STA 2000 笔记
统计学笔记,仅作为个人学习记录,不保证正确性。
Index
- Index
- Chapter 1: Defining and Collecting Data
- Chapter 2: Organizing and Visualizing Variables
- Chapter 3: Numerical Descriptive Measures
- 3.1 Measures of Central Tendency
- 3.2 Measures of Variation
- 3.3 Shape of a Distribution
- 3.4 Quartile Measures
- 3.5 Five Number Summary
- 3.6 Numerical Descriptive Measures for Populations
- 3.7 Empirical Rule
- 3.8 Chebyshev's Rule
- 3.9 Covariance
- 3.10 Correlation Coefficient
- 3.11 Pitfalls in Numerical Descriptive Measures
- Chapter 4: Basic Probability
- Chapter 5: Discrete Probability Distributions
- Chapter 6: The Normal Distribution
- Chapter 7: Sampling Distributions
- Chapter 8: Confidence Interval Estimation
- Chapter 9: Fundamentals of Hypothesis Testing: One-Sample Tests
- Chapter 10: Two-Sample Tests and One-Way ANOVA
Chapter 1: Defining and Collecting Data
1.1 Variables
Categorical(qualitative): a variable that can be placed into a specific category, according to some characteristic or attribute.

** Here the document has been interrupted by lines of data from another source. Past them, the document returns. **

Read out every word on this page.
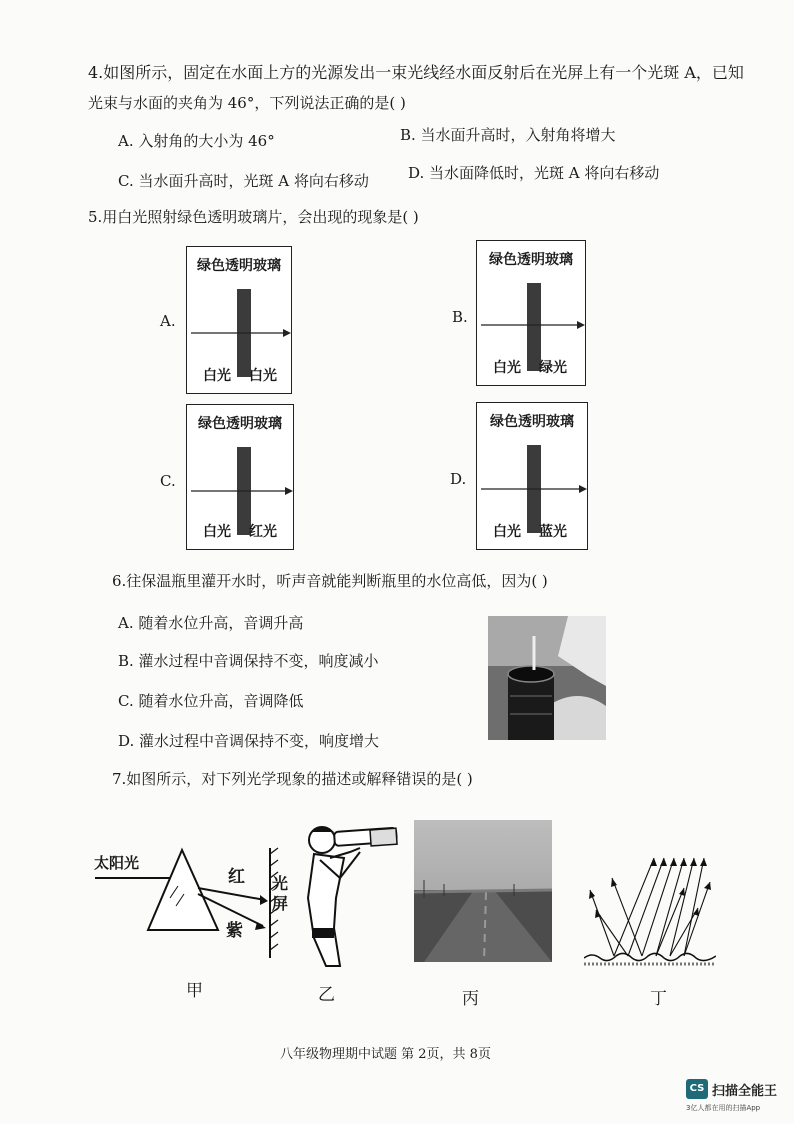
4.如图所示，固定在水面上方的光源发出一束光线经水面反射后在光屏上有一个光斑 A，已知
光束与水面的夹角为 46°，下列说法正确的是( )
A. 入射角的大小为 46°	B. 当水面升高时，入射角将增大
C. 当水面升高时，光斑 A 将向右移动	D. 当水面降低时，光斑 A 将向右移动
5.用白光照射绿色透明玻璃片，会出现的现象是( )
A.
绿色透明玻璃
白光 白光
B.
绿色透明玻璃
白光 绿光
C.
绿色透明玻璃
白光 红光
D.
绿色透明玻璃
白光 蓝光
6.往保温瓶里灌开水时，听声音就能判断瓶里的水位高低，因为( )
A. 随着水位升高，音调升高
B. 灌水过程中音调保持不变，响度减小
C. 随着水位升高，音调降低
D. 灌水过程中音调保持不变，响度增大
7.如图所示，对下列光学现象的描述或解释错误的是( )
太阳光
红
紫
光屏
甲	乙	丙	丁
八年级物理期中试题 第 2页，共 8页
CS 扫描全能王
3亿人都在用的扫描App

- Nominal: no natural ordering of the categories
- Ordinal: natural ordering of the categories
Numerical(quantitative): a variable that can be measured numerically.
- Discrete: arise from a counting process
- Continuous: arise from a measuring process
1.1.1 Measurement Scales
Interval scale: an ordered scale in which the difference between measurements is a meaningful quantity but the measurements do not have a true zero point.
Ratio scale: an ordered scale in which the difference between measurements is a meaningful quantity and the measurements have a true zero point.
1.2 Population and Sample
Population: the set of all elements of interest in a particular study.
- contains all measurements of interest to the investigator
Sample: a subset of the population.
- a part of the population selected for analysis
1.2.1 Parameter and Statistic
Population parameter: a numerical measure that describes an aspect of a population.
Sample statistic: a numerical measure that describes an aspect of a sample.
1.2.2 Sources of Data
Primary sources: data that are generated by the investigator conducting the study.
- from a political survey
- collected from an experiment
- observed data
Secondary sources: data that were produced by someone other than the investigator conducting the study.
- analyzing census data
- examining data from print journals or data published on the Internet
1.2.3 Probability Sample
In a probability sample, items in the sample are chosen on the basis of known probabilities.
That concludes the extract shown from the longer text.